Vamos a ver: el desierto del Sáhara hace unos 5.000 años era una sabana, con sus zonas más verdes, su vegetación típica, sus ríos, sus animales característicos, sus pueblos humanos… Pero un cambio climático lo convirtió en un desierto y sus habitantes tuvieron que emigrar para no morir de hambre y de sed; y los que se quedaron tuvieron que adaptarse a las nuevas condiciones de vida, ¿que sólo había comida y agua para diez en vez de para mil? pues se quedaron diez y emigraron novecientos noventa, y esos diez al menos pueden vivir, porque de haberse quedado los mil, hubieran perecido todos. Pero aquí no, aquí si hay mil, y sólo hay agua para quinientos, no pasa nada, les traemos agua a los mil, y además invitamos a otros mil a la fiesta del agua, que ya lloverá en invierno, pero ¿y si no?
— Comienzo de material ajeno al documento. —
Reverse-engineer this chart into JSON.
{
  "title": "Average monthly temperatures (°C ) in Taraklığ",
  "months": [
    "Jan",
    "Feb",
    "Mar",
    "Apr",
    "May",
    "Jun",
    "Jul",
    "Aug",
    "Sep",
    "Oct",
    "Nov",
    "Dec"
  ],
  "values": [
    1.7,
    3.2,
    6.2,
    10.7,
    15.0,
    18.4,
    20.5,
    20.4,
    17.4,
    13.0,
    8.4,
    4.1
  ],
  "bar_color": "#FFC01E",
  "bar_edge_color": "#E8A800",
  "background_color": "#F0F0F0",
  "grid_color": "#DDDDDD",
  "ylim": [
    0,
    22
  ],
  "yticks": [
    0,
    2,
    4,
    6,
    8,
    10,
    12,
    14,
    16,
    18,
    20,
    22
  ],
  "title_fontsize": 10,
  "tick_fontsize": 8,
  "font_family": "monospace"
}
Las sociedades deben tener claro cuáles son sus condiciones de habitabilidad y cuáles sus límites, de lo contrario estamos abocados a guerras por los recursos. Ahí tenemos a los israelitas por ejemplo, que provocaron una guerra para robar el agua a los sirios en los Altos del Golán para regar el desierto. Algo totalmente absurdo e inviable a la larga. Aquí, como somos más papistas que el papa, nos pelearemos entre nosotros.
Sé que lo voy a decir me va a granjear más de un reproche e incluso algún enemigo, pero es lo que pienso: quien no tenga agua que se joda.